Most notable web application performance failures – a top 5 list

Unintentional infinite loops

An infinite loop or unproductive loop happens in computer programs when loop never ends. This happens either due to the loop having no terminating condition, having one that can never be met, or one that causes the loop to start over again. Infinite loop causes programs to consume all of the processor time which in turn make systems unresponsive.

Here is one type of error message that user gets to see on browser when concurrency issues appear –

Such concurrency issues if addressed during the testing phase show very less occurrence in production and significantly less business and image loss to the organizations. Such issues can be reproduced by doing real time concurrency tests. In my next article I will explain how a user can do such high load concurrency tests using Jmeter. 

Memory Allocations and Garbage Collection

Memory allocation and garbage creation logic if not handled properly consumes a lot of processing time and affects performance in a application. Programs that manipulate strings tend to allocate a lot of memory, particularly if they are’nt designed carefully to prevent unnecessary allocations. Since allocating memory requires synchronization, we need to ensure that memory regions allocated by different threads will not overlap.

On the other hand, allocating a lot of memory typically means that we will also need to do a lot of garbage collection to reclaim memory that has been freed. If the garbage collection dominates the running time of program, it will only scale up the garbage collection.

Locality Issues

Sometimes modifying a program to run in parallel negatively affects locality. For example, let’s say that we want to perform an operation on each element on an array.
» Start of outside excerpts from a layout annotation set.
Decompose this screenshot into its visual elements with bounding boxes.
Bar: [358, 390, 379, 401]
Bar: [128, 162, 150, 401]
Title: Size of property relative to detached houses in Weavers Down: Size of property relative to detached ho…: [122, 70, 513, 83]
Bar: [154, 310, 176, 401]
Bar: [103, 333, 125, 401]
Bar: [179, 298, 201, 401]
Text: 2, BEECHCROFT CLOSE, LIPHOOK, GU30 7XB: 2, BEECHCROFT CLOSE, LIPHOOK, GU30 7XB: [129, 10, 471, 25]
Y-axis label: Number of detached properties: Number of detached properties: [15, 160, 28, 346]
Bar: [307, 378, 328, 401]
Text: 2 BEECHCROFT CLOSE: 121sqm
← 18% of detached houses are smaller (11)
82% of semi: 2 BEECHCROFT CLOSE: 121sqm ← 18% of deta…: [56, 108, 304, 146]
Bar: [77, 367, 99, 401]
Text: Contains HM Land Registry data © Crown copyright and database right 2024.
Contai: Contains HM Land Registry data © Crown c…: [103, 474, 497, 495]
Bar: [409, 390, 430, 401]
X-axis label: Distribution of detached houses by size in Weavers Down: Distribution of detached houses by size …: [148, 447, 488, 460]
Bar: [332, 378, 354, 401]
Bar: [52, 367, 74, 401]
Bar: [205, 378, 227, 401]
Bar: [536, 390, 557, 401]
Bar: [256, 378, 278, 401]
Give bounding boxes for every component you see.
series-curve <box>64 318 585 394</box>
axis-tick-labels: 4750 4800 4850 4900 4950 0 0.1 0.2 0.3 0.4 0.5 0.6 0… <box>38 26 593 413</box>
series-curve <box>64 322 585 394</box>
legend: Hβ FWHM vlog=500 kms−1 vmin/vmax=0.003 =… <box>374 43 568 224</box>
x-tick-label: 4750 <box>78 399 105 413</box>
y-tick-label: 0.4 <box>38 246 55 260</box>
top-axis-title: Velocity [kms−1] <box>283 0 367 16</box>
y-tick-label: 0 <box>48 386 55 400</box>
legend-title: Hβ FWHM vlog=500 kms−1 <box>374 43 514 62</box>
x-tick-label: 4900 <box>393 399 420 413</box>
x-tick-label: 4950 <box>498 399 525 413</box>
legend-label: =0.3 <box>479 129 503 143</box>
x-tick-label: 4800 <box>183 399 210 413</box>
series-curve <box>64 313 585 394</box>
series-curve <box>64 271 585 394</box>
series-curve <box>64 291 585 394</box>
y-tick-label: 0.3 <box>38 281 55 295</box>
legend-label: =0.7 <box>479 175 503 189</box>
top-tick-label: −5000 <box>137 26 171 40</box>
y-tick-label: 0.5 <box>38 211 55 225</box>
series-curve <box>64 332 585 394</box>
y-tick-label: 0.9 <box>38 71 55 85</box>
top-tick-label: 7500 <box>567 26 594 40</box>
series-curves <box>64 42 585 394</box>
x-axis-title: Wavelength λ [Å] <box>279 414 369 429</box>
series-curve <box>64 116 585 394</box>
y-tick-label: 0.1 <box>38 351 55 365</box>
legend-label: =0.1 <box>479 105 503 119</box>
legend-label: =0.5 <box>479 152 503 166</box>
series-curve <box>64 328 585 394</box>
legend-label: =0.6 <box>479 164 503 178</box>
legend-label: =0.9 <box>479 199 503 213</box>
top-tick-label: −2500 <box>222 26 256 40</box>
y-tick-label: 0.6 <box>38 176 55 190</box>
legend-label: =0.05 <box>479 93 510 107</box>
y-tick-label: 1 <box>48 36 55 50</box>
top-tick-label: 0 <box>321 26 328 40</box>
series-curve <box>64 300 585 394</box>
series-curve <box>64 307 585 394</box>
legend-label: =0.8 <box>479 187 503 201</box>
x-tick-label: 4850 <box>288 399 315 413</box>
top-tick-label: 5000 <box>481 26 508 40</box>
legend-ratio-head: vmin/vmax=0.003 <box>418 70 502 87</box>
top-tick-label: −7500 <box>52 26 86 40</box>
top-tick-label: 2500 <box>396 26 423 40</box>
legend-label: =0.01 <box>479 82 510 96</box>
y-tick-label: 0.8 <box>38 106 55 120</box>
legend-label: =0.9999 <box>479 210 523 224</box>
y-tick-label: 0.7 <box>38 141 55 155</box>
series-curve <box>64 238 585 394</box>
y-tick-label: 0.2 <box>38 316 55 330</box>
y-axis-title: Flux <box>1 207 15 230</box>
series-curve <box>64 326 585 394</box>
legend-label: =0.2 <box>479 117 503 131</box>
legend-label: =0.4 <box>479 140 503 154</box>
On a dual-core machine, we could create two tasks: one to perform the operation on the elements with even indices and another to handle odd indices.

But, as a negative consequence, the locality of reference degrades with each thread. The elements that a thread needs to access are interleaved with elements it does not care about. Each cache line will contain only half as many elements as it did previously, which may mean that twice as many memory accesses will go all the way to the main memory.

In this particular case, one solution is to split up the array into a left half and a right half, rather than odd and even elements. In more complicated cases, the problem and the solution may not be as obvious, so the effect of parallelization on locality of reference is one of the things to keep in mind when designing parallel algorithms.

Database deadlocks

Database deadlocks happen in a system when multiple processes wait for the other(s) to release a lock(s) and neither could process its request unless the other releases the lock.

Eg – In the below example, both Process1 and Process 2 wait for each other to complete the other for it to proceed with its request and a deadlock is created.

Load Balancing

Load balancing is a computer networking method for distributing workloads across multiple servers (computers) or a computer cluster, network links, CPUs, or other resources. Successful load balancing optimizes resource use, maximizes throughput, minimizes response time, and avoids overload. Using multiple components with load balancing instead of a single component may increase reliability through redundancy. Offloading certain chores and duties of your web server to the load balancer, like SSL acceleration, can yield more capacity from them.

Lack of appropriate load balancing can wreak havoc on systems. Lack of visibility and under-utilized features and capabilities can lead to such problems. It can also be the result of non-optimized algorithms. Having high capacity CPUs behind your load balancers don’t always guarantee fast response times.

For effective loadbalancing, we need to ensure that the load is evenly distributed over the different machines. This is not as simple as it sounds, since different “chunks” of work may differ widely in the time required to execute them. Also, we often don’t know how much work each chunk will require until we execute it till completion.

Eg – Let’s assume that all iterations of a loop require similar processing and take the same amount of time, we could simply divide the range into as many contiguous ranges as we have cores, and assign each range to one core. Unfortunately, that’s not the case and work per iteration varies. Thus it is possible that one core will end up with many process consuming iterations, while other cores will have less work to do. In an extreme situation, one core may end up with nearly all work, and we are back to the sequential case.